US Artificial Intelligence The landscape of the race is changing.
According to the latest news, Amin Vahdat, head of Google Cloud AI infrastructure, revealed at an internal meeting that Google must "double its computing capacity every 6 months," and the overall goal for the next 4-5 years is to achieve a "1000-fold increase in capacity."
Driven by the release of its newly released AI model, Gemini 3, Google's stock price surged, rising 3.53% by the close of trading on Friday (Eastern Time). The stock has gained over 8% this week, pushing its market capitalization to $3.62 trillion, surpassing Microsoft's. It has risen to third place in the US stock market capitalization rankings.
Wall Street analysts say that Google's Gemini 3 has surpassed OpenAI's GPT-5.1 model, which was just released last week. OpenAI's dominance in the field of large AI models may be a thing of the past.
Google's major goal revealed
According to a recent report by CNBC, multiple sources revealed that Amin Vahdat, head of Google Cloud AI infrastructure, stated at a recent all-hands meeting that Google must "double its computing capacity every 6 months," with the overall goal for the next 4-5 years being to achieve a "1000x increase in capacity."
According to conference materials, in his presentation titled "AI Infrastructure," Vahdat explicitly stated that "the competition for AI infrastructure is the most critical and expensive part of the entire AI race." He emphasized that Google's mission is "not to see who spends more," but to build more reliable, higher-performance, and more scalable infrastructure.
The demonstration reportedly took place a week after Google's parent company, Alphabet, released better-than-expected third-quarter earnings.
In its latest earnings report, Alphabet once again raised its capital expenditure forecast, the second time this year, projecting that capital expenditures in 2025 will be between $91 billion and $93 billion. The company also stated that capital expenditures will see "significant growth" in 2026.
This means that Google, Microsoft , and Amazon Together with the four major AI giants, including Meta, their combined capital expenditure this year will reach $380 billion.
Vahdat stated that Google's advantage lies in its ability to predict the future form of AI models, thanks to DeepMind's long-term research capabilities.
He said, "We must deliver 1,000 times the computing power, storage, and networking capabilities at the same cost and with the same energy consumption."
However, Google CEO Sundar Pichai warned at the meeting that 2026 will be an "extremely tense year," with AI competition, cloud demand, and computing power pressure all simultaneously driving up the company's investment pace.
Regarding the widely discussed "AI bubble," Pichai responded that there is indeed such discussion in the market, but "at this moment, the risk of underinvestment is far greater than that of overinvestment."
Pichai further pointed out that Google Cloud's revenue grew 34% year-over-year to over $15 billion this quarter, but "the growth could have been even faster with more computing power."
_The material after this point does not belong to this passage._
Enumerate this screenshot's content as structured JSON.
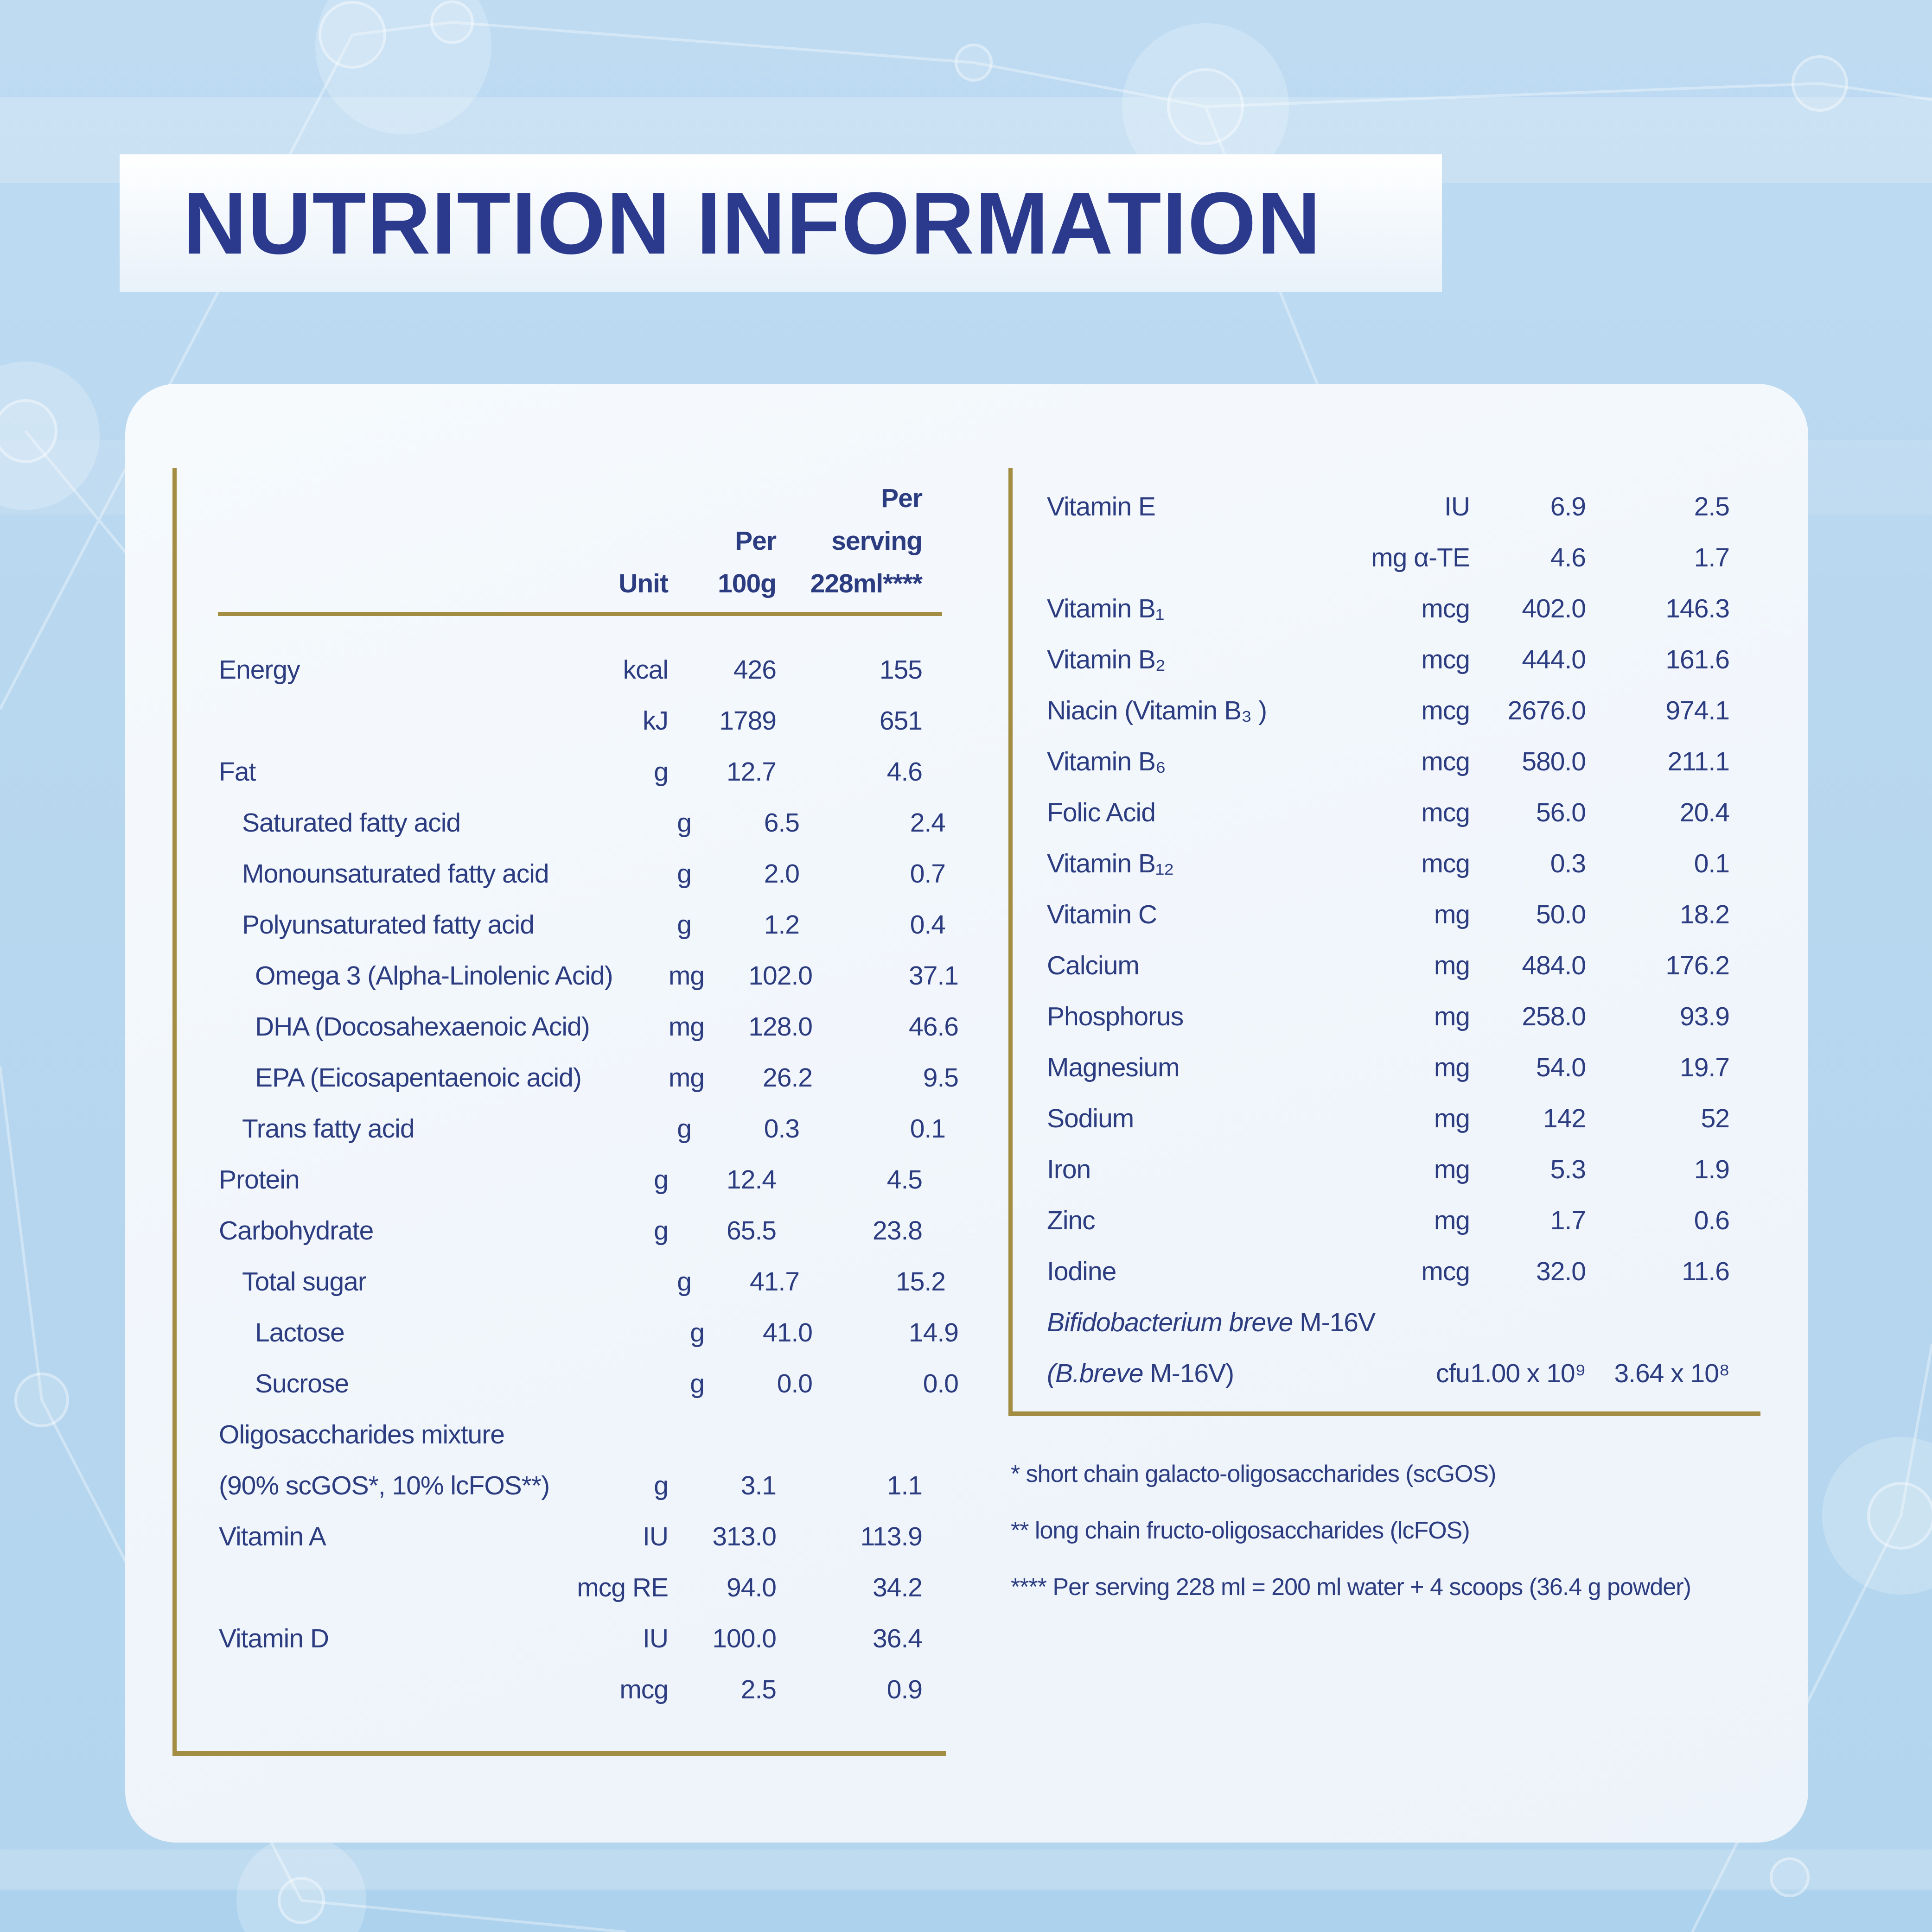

He cited the example of Veo, a video generation tool upgraded last month, which was unable to be rolled out to more users due to insufficient computing power, thus limiting its spread. However, he also emphasized that with capital expenditures constantly rising, the company still needs to maintain healthy free cash flow.

The AI landscape is changing.
Currently, Wall Street analysts believe that Google's AI model Gemini 3 is eroding OpenAI's leading advantage in the AI race.
"Given Google's size, industry position, and first-mover advantage in search, Gemini could grab market share, leaving OpenAI and other companies behind," said Mike Orourke, chief market strategist at JonesTrading.
AI skeptic Gary Marcus also wrote in his latest article: "OpenAI has basically squandered the technological lead it once had; Google has caught up."
In terms of multimodal processing capabilities, the Gemini 3 Pro has established a significant advantage over its competitors. In multimodal benchmark tests such as MMMU-Pro, ScreenSpot-Pro, and Video-MMMU, this model shows a significant leap in performance compared to the Gemini 2.5 Pro, and generally surpasses GPT-5.1 and Claude 4.5.
In image understanding logic reasoning tests, including benchmarks such as Humanity's Last Exam, ARC-AGI-2, AIME 2025, and MathArena, the Gemini 3 Pro significantly outperforms its predecessor as well as competitors such as GPT-5.1 and Claude 4.5.
Another noteworthy signal is the narrowing user gap. Google claims its Gemini app has 650 million monthly active users. In contrast, OpenAI CEO Sam Altman stated last month that ChatGPT has 800 million weekly active users. Despite the different statistical methods, the competitors' user growth momentum is evident.
Faced with fierce competition, OpenAI's main strategy currently seems to be massive investment, with plans to spend over $1.4 trillion on AI data centers over the next few years. Construction.
This aggressive capital expenditure strategy could transmit uncertainty from Wall Street to the private market.
For investors, this means that finding a reasonable basis for OpenAI's "sky-high valuation" is becoming increasingly difficult, given that intense competition may stifle potential revenue growth. This dilemma also echoes widespread market concerns about an "AI bubble," namely whether the current high valuations are sustainable.